I was very glad to have a building saying such a wonderful thing.

Lynn arranged for us all to have secret angels, and from them we received little notes of encouragement, little gifts—like grace. At the end, we decided not to learn the identity of our secret angels but to hear from each person what having and being a secret angel had meant. Among many wonderful things in the workshop, this stood out for some. And the Buddhists next door had one other contribution: while the youngest man in our group was sharing, a brief and powerful drum beat dissolved the wall behind us. I wish I had noted the actual name of the drumming, humming workshop; I’m sure it wasn’t "the Buddhists next door"! But I suppose it’s fitting that I don’t know the name of that grace-bringer either.

My last noise story is of the field trip to the Illinois Yearly Meetinghouse.
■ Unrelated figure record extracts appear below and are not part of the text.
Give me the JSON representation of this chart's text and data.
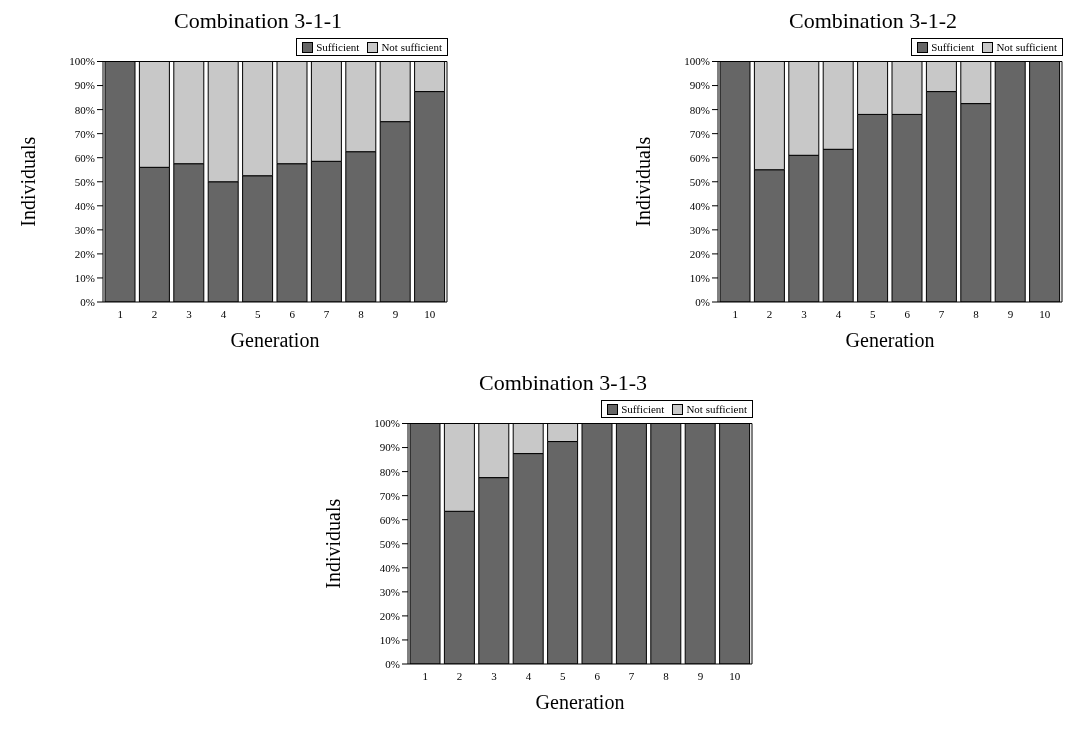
{
  "chart_data": [
    {
      "type": "bar",
      "title": "Combination 3-1-1",
      "xlabel": "Generation",
      "ylabel": "Individuals",
      "categories": [
        "1",
        "2",
        "3",
        "4",
        "5",
        "6",
        "7",
        "8",
        "9",
        "10"
      ],
      "stacked": true,
      "series": [
        {
          "name": "Sufficient",
          "color": "#666666",
          "values": [
            100,
            56,
            57.5,
            50,
            52.5,
            57.5,
            58.5,
            62.5,
            75,
            87.5
          ]
        },
        {
          "name": "Not sufficient",
          "color": "#c8c8c8",
          "values": [
            0,
            44,
            42.5,
            50,
            47.5,
            42.5,
            41.5,
            37.5,
            25,
            12.5
          ]
        }
      ],
      "ylim": [
        0,
        100
      ],
      "yticks": [
        {
          "value": 0,
          "label": "0%"
        },
        {
          "value": 10,
          "label": "10%"
        },
        {
          "value": 20,
          "label": "20%"
        },
        {
          "value": 30,
          "label": "30%"
        },
        {
          "value": 40,
          "label": "40%"
        },
        {
          "value": 50,
          "label": "50%"
        },
        {
          "value": 60,
          "label": "60%"
        },
        {
          "value": 70,
          "label": "70%"
        },
        {
          "value": 80,
          "label": "80%"
        },
        {
          "value": 90,
          "label": "90%"
        },
        {
          "value": 100,
          "label": "100%"
        }
      ],
      "legend": "top right"
    },
    {
      "type": "bar",
      "title": "Combination 3-1-2",
      "xlabel": "Generation",
      "ylabel": "Individuals",
      "categories": [
        "1",
        "2",
        "3",
        "4",
        "5",
        "6",
        "7",
        "8",
        "9",
        "10"
      ],
      "stacked": true,
      "series": [
        {
          "name": "Sufficient",
          "color": "#666666",
          "values": [
            100,
            55,
            61,
            63.5,
            78,
            78,
            87.5,
            82.5,
            100,
            100
          ]
        },
        {
          "name": "Not sufficient",
          "color": "#c8c8c8",
          "values": [
            0,
            45,
            39,
            36.5,
            22,
            22,
            12.5,
            17.5,
            0,
            0
          ]
        }
      ],
      "ylim": [
        0,
        100
      ],
      "yticks": [
        {
          "value": 0,
          "label": "0%"
        },
        {
          "value": 10,
          "label": "10%"
        },
        {
          "value": 20,
          "label": "20%"
        },
        {
          "value": 30,
          "label": "30%"
        },
        {
          "value": 40,
          "label": "40%"
        },
        {
          "value": 50,
          "label": "50%"
        },
        {
          "value": 60,
          "label": "60%"
        },
        {
          "value": 70,
          "label": "70%"
        },
        {
          "value": 80,
          "label": "80%"
        },
        {
          "value": 90,
          "label": "90%"
        },
        {
          "value": 100,
          "label": "100%"
        }
      ],
      "legend": "top right"
    },
    {
      "type": "bar",
      "title": "Combination 3-1-3",
      "xlabel": "Generation",
      "ylabel": "Individuals",
      "categories": [
        "1",
        "2",
        "3",
        "4",
        "5",
        "6",
        "7",
        "8",
        "9",
        "10"
      ],
      "stacked": true,
      "series": [
        {
          "name": "Sufficient",
          "color": "#666666",
          "values": [
            100,
            63.5,
            77.5,
            87.5,
            92.5,
            100,
            100,
            100,
            100,
            100
          ]
        },
        {
          "name": "Not sufficient",
          "color": "#c8c8c8",
          "values": [
            0,
            36.5,
            22.5,
            12.5,
            7.5,
            0,
            0,
            0,
            0,
            0
          ]
        }
      ],
      "ylim": [
        0,
        100
      ],
      "yticks": [
        {
          "value": 0,
          "label": "0%"
        },
        {
          "value": 10,
          "label": "10%"
        },
        {
          "value": 20,
          "label": "20%"
        },
        {
          "value": 30,
          "label": "30%"
        },
        {
          "value": 40,
          "label": "40%"
        },
        {
          "value": 50,
          "label": "50%"
        },
        {
          "value": 60,
          "label": "60%"
        },
        {
          "value": 70,
          "label": "70%"
        },
        {
          "value": 80,
          "label": "80%"
        },
        {
          "value": 90,
          "label": "90%"
        },
        {
          "value": 100,
          "label": "100%"
        }
      ],
      "legend": "top right"
    }
  ]
}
I had patched together my trip out to Normal, and after a train ride from New York had gotten a ride down from Chicago with two delightful Illinois Yearly Meeting folk, who advised me to visit the meetinghouse. It is so quiet out there; it is literally in the middle of corn fields, they said. Suddenly missing the silence of the corn fields of my youth, I signed right up. We traveled on an air-conditioned bus, the kind with cushy seats, a smooth ride, and a bathroom; the kind that idles while it waits. Because of the dull diesel roar, we never heard the whisper of the corn, or the silence of the high-ceilinged meetinghouse. After an informative talk about the history of the meetinghouse, over pink lemonade and soft, sugar-sparkled ginger cookies, I got to talking with one of our hostesses. She had grown up in a programmed meeting, then had married and moved to the unprogrammed meeting that shares the Illinois Yearly Meetinghouse. She had white hair, and I remember her face as clear and unwrinkled, and her dress as flower-sprigged and fresh. I began to feel as though I was too different, very Eastern and unprogrammed. Then my hostess said, "I had friends who moved from here to Indiana. There is no unprogrammed meeting near them, only a programmed meeting. They don’t go to meeting at all. They stay home. I just don’t understand that. It’s all Quakerism."

There was plenty of silence around the diesel’s roar in which to hear that. It rang like a bell through me. Kind of like the unexpected Om. Right through me and on; I don’t know where.